Exactly. This seems to follow the Kevin Rose formula: make horrible decisions (or be entirely absent from decision making) without any understanding of technology, then blame your developers and technology choice ("Digg V4 failed to due to Cassandra").

If it weren't for Facebook's success, I can bet you'd see people blamining PHP for Digg's failure: prior to Facebook, P in LAMP also stood for Perl (and occasionally Python) and LAMP wasn't "universally" considered proven (unlike J2EE + Oracle or .NET + SQL Server), nor has Facebook been even remotely close to a "vanilla" LAMP site (since at least 2005)-- with many mission critical subsystems also being built in Java and C++ .



> prior to Facebook, P in LAMP also stood for Perl

The P in LAMP has been associated with PHP for much longer than the existence of Facebook.
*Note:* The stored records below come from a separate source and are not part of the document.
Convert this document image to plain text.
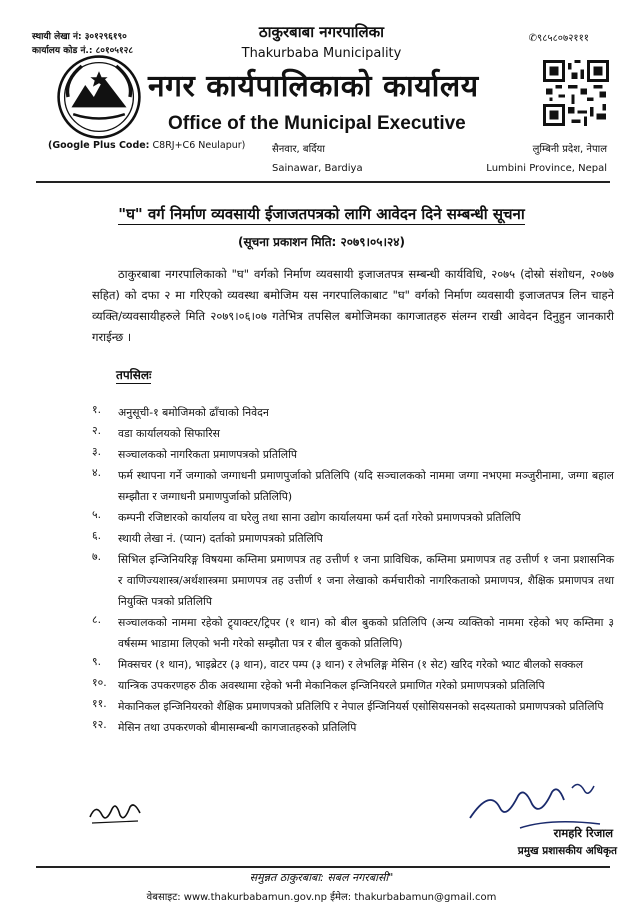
स्थायी लेखा नं: ३०१२९६१९०
कार्यालय कोड नं.: ८०१०५१२८
✆९८५८०७२१११
ठाकुरबाबा नगरपालिका
Thakurbaba Municipality
नगर कार्यपालिकाको कार्यालय
Office of the Municipal Executive
(Google Plus Code: C8RJ+C6 Neulapur)	सैनवार, बर्दिया
Sainawar, Bardiya
लुम्बिनी प्रदेश, नेपाल
Lumbini Province, Nepal
"घ" वर्ग निर्माण व्यवसायी ईजाजतपत्रको लागि आवेदन दिने सम्बन्धी सूचना
(सूचना प्रकाशन मिति: २०७९।०५।२४)

ठाकुरबाबा नगरपालिकाको "घ" वर्गको निर्माण व्यवसायी इजाजतपत्र सम्बन्धी कार्यविधि, २०७५ (दोस्रो संशोधन, २०७७ सहित) को दफा २ मा गरिएको व्यवस्था बमोजिम यस नगरपालिकाबाट "घ" वर्गको निर्माण व्यवसायी इजाजतपत्र लिन चाहने व्यक्ति/व्यवसायीहरुले मिति २०७९।०६।०७ गतेभित्र तपसिल बमोजिमका कागजातहरु संलग्न राखी आवेदन दिनुहुन जानकारी गराईन्छ ।

तपसिलः
१.	अनुसूची-१ बमोजिमको ढाँचाको निवेदन
२.	वडा कार्यालयको सिफारिस
३.	सञ्चालकको नागरिकता प्रमाणपत्रको प्रतिलिपि
४.	फर्म स्थापना गर्ने जग्गाको जग्गाधनी प्रमाणपुर्जाको प्रतिलिपि (यदि सञ्चालकको नाममा जग्गा नभएमा मञ्जुरीनामा, जग्गा बहाल सम्झौता र जग्गाधनी प्रमाणपुर्जाको प्रतिलिपि)
५.	कम्पनी रजिष्टारको कार्यालय वा घरेलु तथा साना उद्योग कार्यालयमा फर्म दर्ता गरेको प्रमाणपत्रको प्रतिलिपि
६.	स्थायी लेखा नं. (प्यान) दर्ताको प्रमाणपत्रको प्रतिलिपि
७.	सिभिल इन्जिनियरिङ्ग विषयमा कम्तिमा प्रमाणपत्र तह उत्तीर्ण १ जना प्राविधिक, कम्तिमा प्रमाणपत्र तह उत्तीर्ण १ जना प्रशासनिक र वाणिज्यशास्त्र/अर्थशास्त्रमा प्रमाणपत्र तह उत्तीर्ण १ जना लेखाको कर्मचारीको नागरिकताको प्रमाणपत्र, शैक्षिक प्रमाणपत्र तथा नियुक्ति पत्रको प्रतिलिपि
८.	सञ्चालकको नाममा रहेको ट्र्याक्टर/ट्रिपर (१ थान) को बील बुकको प्रतिलिपि (अन्य व्यक्तिको नाममा रहेको भए कम्तिमा ३ वर्षसम्म भाडामा लिएको भनी गरेको सम्झौता पत्र र बील बुकको प्रतिलिपि)
९.	मिक्सचर (१ थान), भाइब्रेटर (३ थान), वाटर पम्प (३ थान) र लेभलिङ्ग मेसिन (१ सेट) खरिद गरेको भ्याट बीलको सक्कल
१०.	यान्त्रिक उपकरणहरु ठीक अवस्थामा रहेको भनी मेकानिकल इन्जिनियरले प्रमाणित गरेको प्रमाणपत्रको प्रतिलिपि
११.	मेकानिकल इन्जिनियरको शैक्षिक प्रमाणपत्रको प्रतिलिपि र नेपाल ईन्जिनियर्स एसोसियसनको सदस्यताको प्रमाणपत्रको प्रतिलिपि
१२.	मेसिन तथा उपकरणको बीमासम्बन्धी कागजातहरुको प्रतिलिपि
रामहरि रिजाल
प्रमुख प्रशासकीय अधिकृत
समुन्नत ठाकुरबाबा: सबल नगरबासी"
वेबसाइट: www.thakurbabamun.gov.np ईमेल: thakurbabamun@gmail.com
I've always seen it stand for Python, Perl or PHP-- with many shops specifically stating "P for PHP" or "P for Perl". Yahoo hasn't settled on PHP vs. mod_perl (as a replacement for a C based template system filo built) until early 2000s and (when I was there) still had many Perl based services in production.


When I interned at SBC/Yahoo DSL around 'mid 2000s, they used the LAMPerl stack quite extensively.


I think I remember around 2005 being surprised at hearing PHP stand in for the P, before that it had always been Perl. Though it probably had to do with the circles you ran in.


Maybe. We did LAMP before I heard the term, with a site in '98, but then it was definitely Perl. I've understood it as mainly Perl, and later PHP or Python as possibilities.